Asked recently about the false press release, Mitchell, 59, blamed it on Sherekaa Osorio, his office's public relations director. "Sherekaa was in error and almost lost her job," he said. "I caught it and sent Peg Peters a note."

But in an interview last year with the newspaper, Mitchell blamed a caseworker for the false press release, saying she fed Osorio and him the wrong information.

State officials were supposed to correct the errant press release, he said. State officials say it was Mitchell's responsibility. No one corrected the public record.

Osorio this week agreed that she wrote the news release but can't remember if she ran it by her boss. She said she usually runs press releases by her bosses.

But if Ororio almost lost her job, her job evaluation a month later didn't reflect it. According to that report, written by Mitchell, Osorio "exceeded" her performance in "distribution of press releases." She also "communicates accurate information to others."
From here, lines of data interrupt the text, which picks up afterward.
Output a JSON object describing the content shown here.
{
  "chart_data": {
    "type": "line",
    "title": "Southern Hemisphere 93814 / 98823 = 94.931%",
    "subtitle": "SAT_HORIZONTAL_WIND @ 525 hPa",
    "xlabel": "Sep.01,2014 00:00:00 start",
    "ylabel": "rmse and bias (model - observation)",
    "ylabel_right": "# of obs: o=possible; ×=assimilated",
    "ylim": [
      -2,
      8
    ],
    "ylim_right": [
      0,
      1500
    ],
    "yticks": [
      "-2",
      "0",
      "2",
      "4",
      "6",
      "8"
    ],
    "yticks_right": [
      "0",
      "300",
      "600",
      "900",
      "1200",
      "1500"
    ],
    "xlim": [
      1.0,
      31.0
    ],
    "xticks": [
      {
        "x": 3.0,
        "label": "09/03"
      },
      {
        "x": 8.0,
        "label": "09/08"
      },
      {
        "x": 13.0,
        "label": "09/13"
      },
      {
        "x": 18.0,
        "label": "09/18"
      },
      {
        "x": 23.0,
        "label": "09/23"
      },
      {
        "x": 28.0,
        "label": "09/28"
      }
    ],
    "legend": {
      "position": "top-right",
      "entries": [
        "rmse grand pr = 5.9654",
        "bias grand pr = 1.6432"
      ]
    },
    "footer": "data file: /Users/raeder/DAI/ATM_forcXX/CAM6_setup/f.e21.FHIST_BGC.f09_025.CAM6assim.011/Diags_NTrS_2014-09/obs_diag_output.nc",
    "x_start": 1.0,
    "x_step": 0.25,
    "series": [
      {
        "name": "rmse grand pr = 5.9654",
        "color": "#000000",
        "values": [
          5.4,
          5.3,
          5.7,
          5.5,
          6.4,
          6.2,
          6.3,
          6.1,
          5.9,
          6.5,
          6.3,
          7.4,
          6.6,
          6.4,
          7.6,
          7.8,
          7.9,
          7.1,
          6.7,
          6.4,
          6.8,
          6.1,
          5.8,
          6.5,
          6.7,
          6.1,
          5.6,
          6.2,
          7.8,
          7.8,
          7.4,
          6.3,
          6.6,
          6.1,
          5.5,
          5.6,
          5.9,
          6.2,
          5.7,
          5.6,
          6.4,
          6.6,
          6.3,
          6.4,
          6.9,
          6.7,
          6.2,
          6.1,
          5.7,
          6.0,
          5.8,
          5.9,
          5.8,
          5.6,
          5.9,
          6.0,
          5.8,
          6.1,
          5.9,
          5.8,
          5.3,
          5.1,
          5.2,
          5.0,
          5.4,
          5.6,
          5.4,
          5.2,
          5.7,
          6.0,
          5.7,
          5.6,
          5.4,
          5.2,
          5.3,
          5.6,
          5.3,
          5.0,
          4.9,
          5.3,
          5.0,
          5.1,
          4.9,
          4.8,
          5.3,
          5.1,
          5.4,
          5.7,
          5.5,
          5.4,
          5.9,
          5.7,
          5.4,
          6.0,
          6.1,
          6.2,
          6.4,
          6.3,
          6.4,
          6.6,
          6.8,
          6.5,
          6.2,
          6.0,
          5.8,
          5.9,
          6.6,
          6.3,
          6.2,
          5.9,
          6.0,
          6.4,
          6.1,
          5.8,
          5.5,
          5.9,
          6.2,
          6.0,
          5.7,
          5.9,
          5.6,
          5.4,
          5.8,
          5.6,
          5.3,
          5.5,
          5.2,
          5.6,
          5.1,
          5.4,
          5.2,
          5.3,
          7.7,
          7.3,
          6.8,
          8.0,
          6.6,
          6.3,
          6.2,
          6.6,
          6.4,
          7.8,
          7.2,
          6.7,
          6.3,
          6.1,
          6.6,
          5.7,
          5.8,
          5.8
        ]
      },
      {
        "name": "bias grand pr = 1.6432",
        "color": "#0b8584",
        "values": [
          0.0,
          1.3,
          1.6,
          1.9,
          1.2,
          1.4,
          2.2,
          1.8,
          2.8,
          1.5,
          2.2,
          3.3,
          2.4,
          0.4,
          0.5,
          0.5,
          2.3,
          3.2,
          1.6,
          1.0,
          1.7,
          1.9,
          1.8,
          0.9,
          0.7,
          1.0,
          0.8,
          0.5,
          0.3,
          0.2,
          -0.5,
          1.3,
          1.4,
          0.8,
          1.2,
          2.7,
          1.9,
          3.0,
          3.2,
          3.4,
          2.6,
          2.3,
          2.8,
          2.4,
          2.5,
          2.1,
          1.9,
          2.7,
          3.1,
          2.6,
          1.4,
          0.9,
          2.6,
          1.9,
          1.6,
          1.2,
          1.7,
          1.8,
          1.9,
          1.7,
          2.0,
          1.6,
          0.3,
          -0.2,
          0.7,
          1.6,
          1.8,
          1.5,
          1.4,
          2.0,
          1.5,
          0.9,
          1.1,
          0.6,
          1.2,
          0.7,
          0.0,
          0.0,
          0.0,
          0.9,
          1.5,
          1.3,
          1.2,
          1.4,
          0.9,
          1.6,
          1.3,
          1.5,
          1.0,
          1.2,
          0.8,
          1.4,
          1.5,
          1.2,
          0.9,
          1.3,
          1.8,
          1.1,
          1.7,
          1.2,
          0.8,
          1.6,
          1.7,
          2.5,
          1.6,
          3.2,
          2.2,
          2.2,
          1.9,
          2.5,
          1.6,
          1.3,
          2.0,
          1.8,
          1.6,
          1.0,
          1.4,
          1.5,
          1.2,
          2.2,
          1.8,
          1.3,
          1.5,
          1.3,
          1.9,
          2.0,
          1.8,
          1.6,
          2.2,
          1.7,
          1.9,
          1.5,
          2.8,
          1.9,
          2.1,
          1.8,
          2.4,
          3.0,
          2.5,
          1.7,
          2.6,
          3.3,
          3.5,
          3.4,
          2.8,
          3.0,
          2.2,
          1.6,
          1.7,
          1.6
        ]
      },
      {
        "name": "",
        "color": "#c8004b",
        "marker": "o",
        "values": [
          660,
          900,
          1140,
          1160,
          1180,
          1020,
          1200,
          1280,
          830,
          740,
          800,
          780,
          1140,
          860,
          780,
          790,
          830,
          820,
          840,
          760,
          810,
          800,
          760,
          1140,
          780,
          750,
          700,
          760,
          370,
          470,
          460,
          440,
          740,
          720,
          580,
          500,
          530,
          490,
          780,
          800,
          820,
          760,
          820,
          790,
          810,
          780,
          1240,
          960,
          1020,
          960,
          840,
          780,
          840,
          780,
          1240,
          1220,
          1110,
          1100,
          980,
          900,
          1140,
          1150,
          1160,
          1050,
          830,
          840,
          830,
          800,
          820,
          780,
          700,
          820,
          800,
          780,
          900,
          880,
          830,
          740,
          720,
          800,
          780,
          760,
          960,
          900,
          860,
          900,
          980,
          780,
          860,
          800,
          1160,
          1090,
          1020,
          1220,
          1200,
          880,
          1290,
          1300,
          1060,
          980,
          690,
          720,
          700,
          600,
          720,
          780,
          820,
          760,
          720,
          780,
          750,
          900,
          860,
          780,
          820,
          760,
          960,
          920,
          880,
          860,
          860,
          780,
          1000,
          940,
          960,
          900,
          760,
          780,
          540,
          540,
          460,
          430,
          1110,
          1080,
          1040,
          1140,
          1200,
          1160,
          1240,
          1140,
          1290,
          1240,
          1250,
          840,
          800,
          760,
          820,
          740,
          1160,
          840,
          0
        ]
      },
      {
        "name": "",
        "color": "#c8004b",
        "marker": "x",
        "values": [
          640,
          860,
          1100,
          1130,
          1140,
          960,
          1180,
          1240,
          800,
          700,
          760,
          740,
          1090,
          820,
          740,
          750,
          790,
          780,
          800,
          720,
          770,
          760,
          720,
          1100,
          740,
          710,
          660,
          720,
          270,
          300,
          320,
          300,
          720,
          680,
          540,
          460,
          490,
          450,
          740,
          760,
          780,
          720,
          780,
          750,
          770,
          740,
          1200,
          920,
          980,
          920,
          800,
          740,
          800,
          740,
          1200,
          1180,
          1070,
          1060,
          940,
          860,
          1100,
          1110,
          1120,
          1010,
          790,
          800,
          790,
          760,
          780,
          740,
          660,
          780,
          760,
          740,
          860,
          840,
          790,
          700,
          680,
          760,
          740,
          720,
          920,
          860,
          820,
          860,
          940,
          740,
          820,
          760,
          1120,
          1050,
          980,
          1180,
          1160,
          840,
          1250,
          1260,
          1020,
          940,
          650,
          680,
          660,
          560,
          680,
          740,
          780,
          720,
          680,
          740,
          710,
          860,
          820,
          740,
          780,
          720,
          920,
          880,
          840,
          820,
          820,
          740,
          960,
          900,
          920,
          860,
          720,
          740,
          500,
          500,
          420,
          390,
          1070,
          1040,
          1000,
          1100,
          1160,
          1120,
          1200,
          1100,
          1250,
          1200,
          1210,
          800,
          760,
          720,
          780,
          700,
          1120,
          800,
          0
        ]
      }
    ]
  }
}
And in January 1999, Mitchell got a memo from Peters thanking him "for all your hard work and dedication." He got a 10 percent raise, maxing him out in his job classification.

Mitchell, who has headed Fulton DFACS since 1986, said, "We work in a flawed system with systemic problems. I have 1,500 [employees]; I cannot micromanage them all. If a Coca-Cola driver runs a red light and kills someone, the newspaper never goes against the head of Coke."